Paylaş
15 yılın ardından da eşiyle yeni arayışlara girer. Metin ve Ayşe Çiner çifti, tekstil alanında büyük bir markanın bayiliğini alır. Metin Çiner’in mutfağa olan merakıyla da mağazanın yanına restoran eklenir. İki yıllık bu macera büyük bir zararla sonuçlanır. Çiner çifti de bu kez ‘iki kabuklu mucize’ dedikleri midyenin peşine düşer, dünyadaki mutfakları inceler. Sokakta büyüyen ‘midye dolma’ pazarına kurumsal bir bakışla ‘midyeli’yi kurarlar. Bugün 6 noktaya ulaşan restoran zincirini Çiner çifti, yıl sonuna kadar 11’e çıkarmayı hedefliyor. Orta vadeli planları ise global bir marka...

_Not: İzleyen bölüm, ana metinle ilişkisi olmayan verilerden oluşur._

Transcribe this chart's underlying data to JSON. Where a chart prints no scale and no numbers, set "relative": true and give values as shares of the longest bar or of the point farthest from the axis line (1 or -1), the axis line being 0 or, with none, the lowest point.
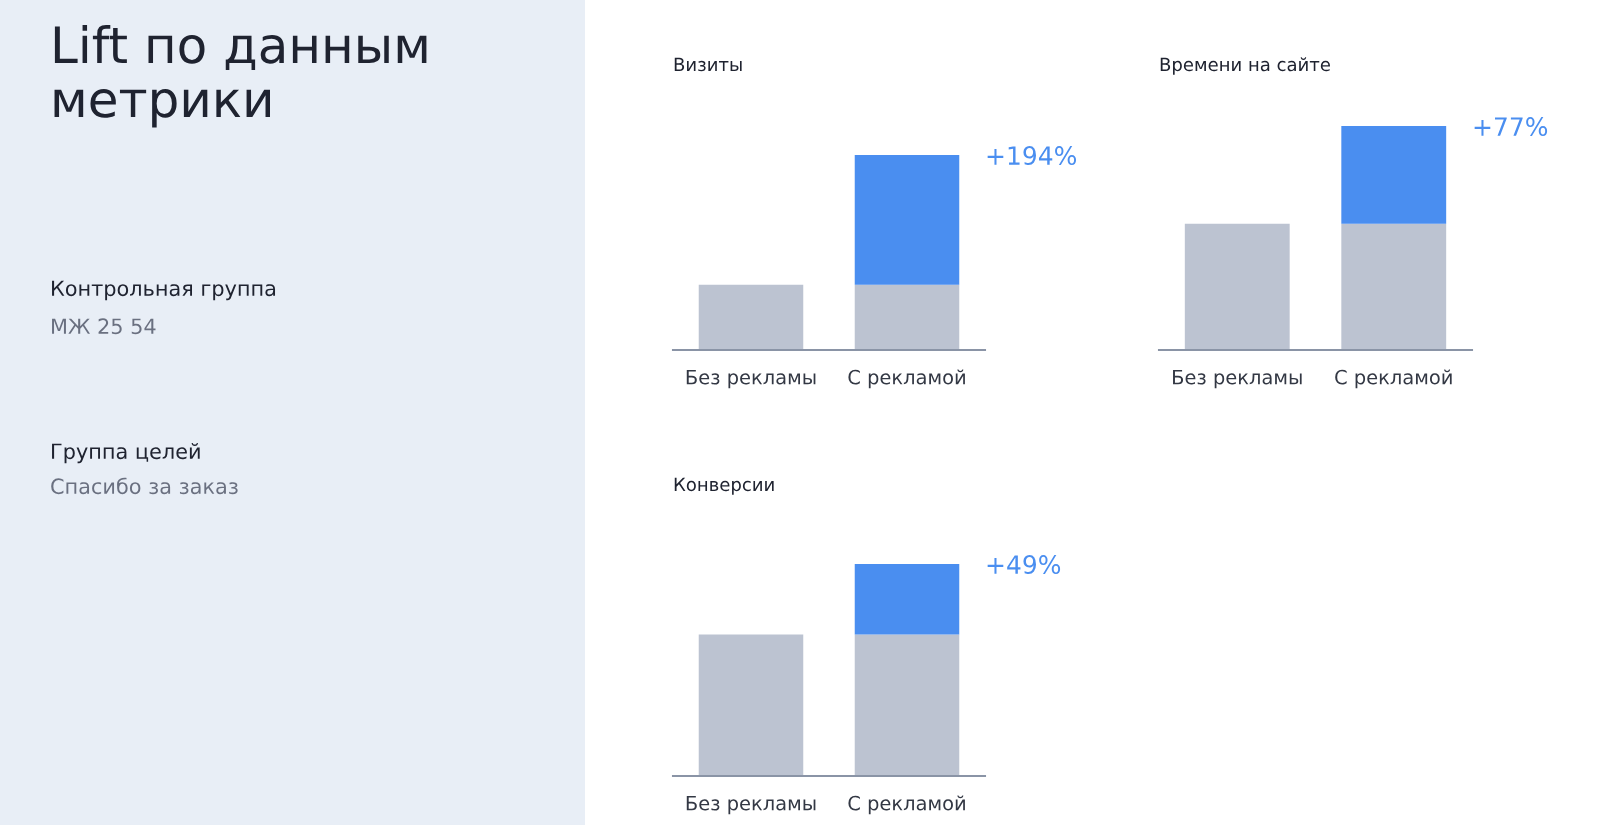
{
  "chart_data": [
    {
      "type": "other",
      "title": "Lift по данным метрики",
      "annotations": [
        "Контрольная группа",
        "МЖ 25 54",
        "Группа целей",
        "Спасибо за заказ"
      ]
    },
    {
      "type": "bar",
      "title": "Визиты",
      "relative": true,
      "stacked": true,
      "categories": [
        "Без рекламы",
        "С рекламой"
      ],
      "series": [
        {
          "color": "#bcc3d1",
          "values": [
            0.335,
            0.335
          ]
        },
        {
          "color": "#4a8ef0",
          "values": [
            null,
            0.665
          ]
        }
      ],
      "annotations": [
        "+194%"
      ]
    },
    {
      "type": "bar",
      "title": "Времени на сайте",
      "relative": true,
      "stacked": true,
      "categories": [
        "Без рекламы",
        "С рекламой"
      ],
      "series": [
        {
          "color": "#bcc3d1",
          "values": [
            0.564,
            0.564
          ]
        },
        {
          "color": "#4a8ef0",
          "values": [
            null,
            0.436
          ]
        }
      ],
      "annotations": [
        "+77%"
      ]
    },
    {
      "type": "bar",
      "title": "Конверсии",
      "relative": true,
      "stacked": true,
      "categories": [
        "Без рекламы",
        "С рекламой"
      ],
      "series": [
        {
          "color": "#bcc3d1",
          "values": [
            0.668,
            0.668
          ]
        },
        {
          "color": "#4a8ef0",
          "values": [
            null,
            0.332
          ]
        }
      ],
      "annotations": [
        "+49%"
      ]
    }
  ]
}
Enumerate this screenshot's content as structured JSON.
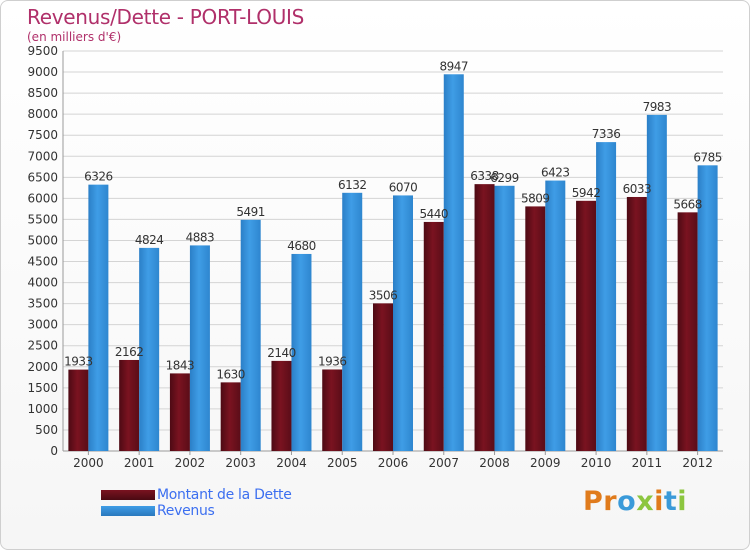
{
  "header": {
    "title": "Revenus/Dette - PORT-LOUIS",
    "subtitle": "(en milliers d'€)"
  },
  "legend": {
    "debt_label": "Montant de la Dette",
    "revenue_label": "Revenus"
  },
  "logo": {
    "letters": [
      "P",
      "r",
      "o",
      "x",
      "i",
      "t",
      "i"
    ],
    "colors": [
      "#e07b1c",
      "#e07b1c",
      "#3a9ad9",
      "#8cc63f",
      "#e07b1c",
      "#3a9ad9",
      "#8cc63f"
    ]
  },
  "colors": {
    "debt": "#7a1320",
    "revenue": "#3f9de6",
    "axis_text": "#333333",
    "grid": "#d4d4d4"
  },
  "chart_data": {
    "type": "bar",
    "title": "Revenus/Dette - PORT-LOUIS",
    "subtitle": "(en milliers d'€)",
    "categories": [
      "2000",
      "2001",
      "2002",
      "2003",
      "2004",
      "2005",
      "2006",
      "2007",
      "2008",
      "2009",
      "2010",
      "2011",
      "2012"
    ],
    "series": [
      {
        "name": "Montant de la Dette",
        "values": [
          1933,
          2162,
          1843,
          1630,
          2140,
          1936,
          3506,
          5440,
          6338,
          5809,
          5942,
          6033,
          5668
        ],
        "labels": [
          "1933",
          "2162",
          "1843",
          "1630",
          "2140",
          "1936",
          "3506",
          "5440",
          "6338",
          "5809",
          "5942",
          "6033",
          "5668"
        ]
      },
      {
        "name": "Revenus",
        "values": [
          6326,
          4824,
          4883,
          5491,
          4680,
          6132,
          6070,
          8947,
          6299,
          6423,
          7336,
          7983,
          6785
        ],
        "labels": [
          "6326",
          "4824",
          "4883",
          "5491",
          "4680",
          "6132",
          "6070",
          "8947",
          "6299",
          "6423",
          "7336",
          "7983",
          "6785"
        ]
      }
    ],
    "yticks": [
      "0",
      "500",
      "1000",
      "1500",
      "2000",
      "2500",
      "3000",
      "3500",
      "4000",
      "4500",
      "5000",
      "5500",
      "6000",
      "6500",
      "7000",
      "7500",
      "8000",
      "8500",
      "9000",
      "9500"
    ],
    "ylim": [
      0,
      9500
    ],
    "grid": true,
    "legend_position": "bottom-left"
  }
}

METİN ve Ayşe Çiner... Bugüne kadar ele aldıkları her işi büyük bir aşkla yapan iki girişimci çift... Ve yıllardır Çiner çifti, 7/24 yeni ne yaparızın peşinde koşuyor. Bu koşuşturmacanın en son duraklarından ‘midyeli’nin ortaya çıkış öyküsünü ve gelecek planlarını Metin Çiner’den dinledik. Dokuz Eylül Üniversitesi İngilizce Ekonomi mezunu olan Metin Çiner, 1992’de girdiği üniversiteyi 8 yılda bitirme nedenini de borsaya olan merakına bağlıyor. Metin Çetiner, şöyle devam etti:
İLK DENEYİM ZARARLA SONUÇLANDI
“Bir kitapçıda tesadüf eseri denk geldiğim bir kitapla birlikte üniversiteye girer girmez borsaya merak saldım. Bir firmada, 1 yıl stajyer, daha sonra kadrolu çalışan oldum. Onun için de okul uzadı. Eşimle de bu aşamada tanıştım. 15 yıllık borsa maceramda çok para kaybettiğim gibi çok da kazandım. En sonunda kazandığımla da eşimle birlikte kendi işimizi kurma yönünde araştırmalara girdik. Bir tekstil markasının bayiliğini aldık. İzmir’de, İstanbul’da ve Bodrum’da mağazalar açtık. Mutfağa, özellikle de deniz ürünlerine karşı özel bir ilgim vardı. Bu ilgiyle birlikte Bodrum’da açtığımız mağazamızın yanına bir de restoran ekledik. İki yıllık restorancılık maceramızın sonunda bu işten ciddi zarar ettik.”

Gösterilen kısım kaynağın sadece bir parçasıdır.